Он перевел взгляд на ее живот, и она, как обычно быстро, поймала его взгляд и сказала:

— Не тревожься. Я его вдова, так что, естественно, это его ребенок. Он хотел, чтобы это было так. Он был хорошим человеком… просто немного тронулся, когда захотел убить тебя.

— Я знаю.

— Он оставил денег мне и моей сестре. Я собираюсь продать дом и уехать жить во Флориду. Пусть Мишель живет вдали от всяких ссор и пьяницы отца. Можешь порадоваться, что мы больше сюда не вернемся.

Естественно, он не мог отрицать своей радости. Однако к ощущению внутреннего разлада и вины примешивалось сочувствие, и он сказал:

— Я рад, что он обеспечил тебя. Это не так много, как я обещал тебе, если бы мы продали лес, но…

— Ты не станешь продавать лес?

— Нет. Я отозвал сделку.

— Но ведь это огромные деньги? — с любопытством спросила она.

— Я потерял к ним интерес. Я вдруг подумал, что это просто безумие — хотеть так много. Будто пихаешь в себя шесть бифштексов и шесть кусков пирога, когда достаточно одного.

— Ты изменился…

— Да, но сколько пришлось всего пережить!

— Хочешь посмеяться? Я тоже изменилась. Знаешь, я действительно тебя любила, а теперь этого нет. Нет — и все. С трудом верится, но я буду скучать по Клайву.
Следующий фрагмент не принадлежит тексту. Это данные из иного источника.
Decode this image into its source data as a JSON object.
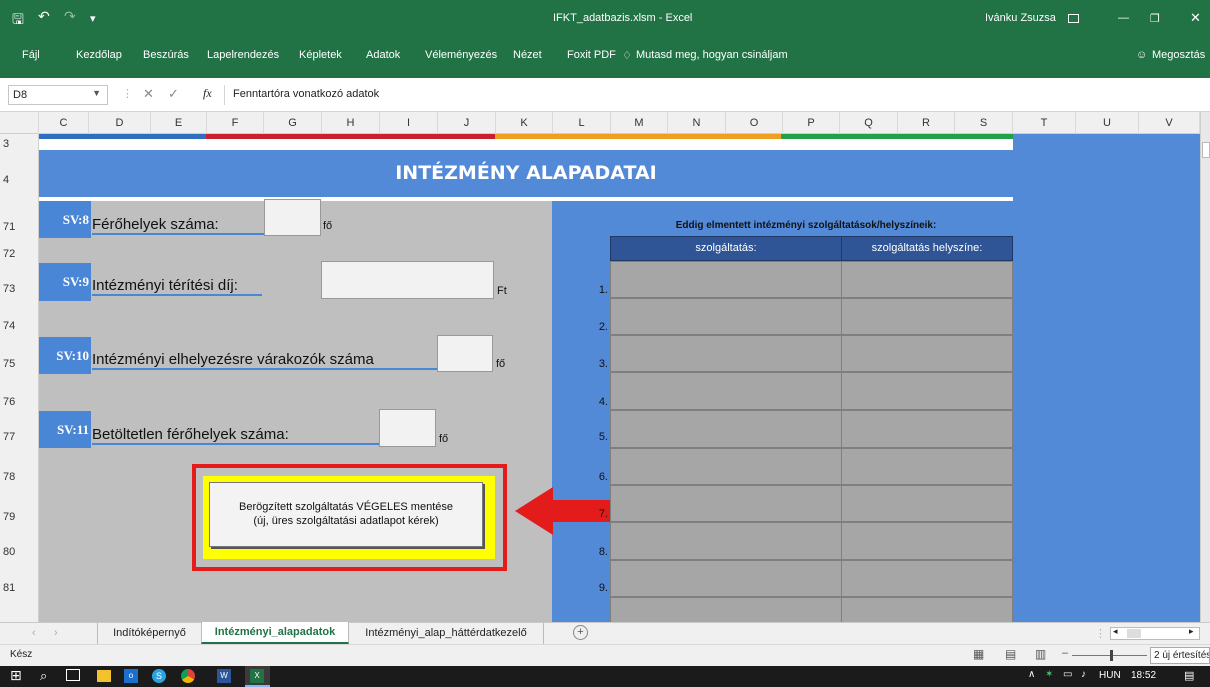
{
  "window": {
    "title": "IFKT_adatbazis.xlsm - Excel",
    "user": "Ivánku Zsuzsa"
  },
  "ribbon": {
    "tabs": [
      "Fájl",
      "Kezdőlap",
      "Beszúrás",
      "Lapelrendezés",
      "Képletek",
      "Adatok",
      "Véleményezés",
      "Nézet",
      "Foxit PDF"
    ],
    "tell_me": "Mutasd meg, hogyan csináljam",
    "share": "Megosztás"
  },
  "formula_bar": {
    "cell_ref": "D8",
    "fx": "fx",
    "content": "Fenntartóra vonatkozó adatok"
  },
  "columns": [
    "C",
    "D",
    "E",
    "F",
    "G",
    "H",
    "I",
    "J",
    "K",
    "L",
    "M",
    "N",
    "O",
    "P",
    "Q",
    "R",
    "S",
    "T",
    "U",
    "V"
  ],
  "rows": [
    "3",
    "4",
    "71",
    "72",
    "73",
    "74",
    "75",
    "76",
    "77",
    "78",
    "79",
    "80",
    "81"
  ],
  "sheet": {
    "title": "INTÉZMÉNY ALAPADATAI",
    "fields": [
      {
        "code": "SV:8",
        "label": "Férőhelyek száma:",
        "unit": "fő"
      },
      {
        "code": "SV:9",
        "label": "Intézményi térítési díj:",
        "unit": "Ft"
      },
      {
        "code": "SV:10",
        "label": "Intézményi elhelyezésre várakozók száma",
        "unit": "fő"
      },
      {
        "code": "SV:11",
        "label": "Betöltetlen férőhelyek száma:",
        "unit": "fő"
      }
    ],
    "save_button": {
      "line1": "Berögzített szolgáltatás VÉGELES mentése",
      "line2": "(új, üres szolgáltatási adatlapot kérek)"
    },
    "table": {
      "caption": "Eddig elmentett intézményi szolgáltatások/helyszíneik:",
      "headers": [
        "szolgáltatás:",
        "szolgáltatás helyszíne:"
      ],
      "row_numbers": [
        "1.",
        "2.",
        "3.",
        "4.",
        "5.",
        "6.",
        "7.",
        "8.",
        "9."
      ]
    }
  },
  "sheet_tabs": [
    "Indítóképernyő",
    "Intézményi_alapadatok",
    "Intézményi_alap_háttérdatkezelő"
  ],
  "active_tab": "Intézményi_alapadatok",
  "status": {
    "ready": "Kész",
    "notifications": "2 új értesítés"
  },
  "taskbar": {
    "language": "HUN",
    "time": "18:52"
  },
  "colors": {
    "excel_green": "#217346",
    "sheet_blue": "#4a86d6",
    "field_gray": "#bfbfbf",
    "button_yellow": "#ffff00",
    "highlight_red": "#e31b1b"
  }
}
— Знаю. — Ничего другого в голову не приходило.

— Мы больше не увидимся, разве только в толпе на похоронах, — сказала Роксанна. — Так что скажу теперь и пожму твою руку. Удачи, малыш! Было приятно с тобой познакомиться.

* * *

Они лежали на пляже под ярким солнцем и смотрели на лениво набегающие волны. Все утро Салли не отрывалась от книги, первой, которую она смогла прочитать с декабря. Она снова возвращалась к жизни. Теперь, отложив книгу, Салли принялась размышлять вслух:

— Я все равно до сих пор не понимаю, как Клайв мог дойти до желания убить собственного брата. Вероятно, он действительно сошел с ума.

— Не обязательно, — сказал Дэн.

— Тогда что?

— Э… ничего.

— Ты что-то скрываешь. У тебя таинственный вид.

— Угу.

— В то утро у Клайва вы с Йеном долго разговаривали около гаража. О чем?

— О делах.

— Дэн Грей, я тебе не верю. Ты что-то скрываешь.

— Если есть секрет, Салли, не проси меня его выдать. Я никогда этого не сделаю. Никогда!

Это она знала, потому прекратила расспросы и снова растянулась на полотенце, позволив солнцу прогреть все свои косточки. Внезапно среди этого покоя раздался голос Дэна:

— Ты можешь поверить в то утро, в ту сцену? Это как название книги: «День, который перевернул наш мир».

— Интересно, думала ли хоть раз доктор Лайл, что это я убила Оливера? И у меня все время было ощущение, что и Аманда так думает.

— Теперь они обе знают, что это была не ты.

— Но тогда почему Оливера отбросило к стене, если выстрела не было?

— Думаю, потому что он перепугался. Он понимал, что загнан в угол. О, Салли, а мы собирались в среду пойти к Ларсону, чтобы ты во всем созналась! Как ты страдала, какое мужество проявила! Если с тобой когда-нибудь что-нибудь случится…

— Ничего не случится, милый.

Он сел.

— Давай вернемся в номер. Надо отпраздновать.

— Сейчас только два часа! — рассмеялась она.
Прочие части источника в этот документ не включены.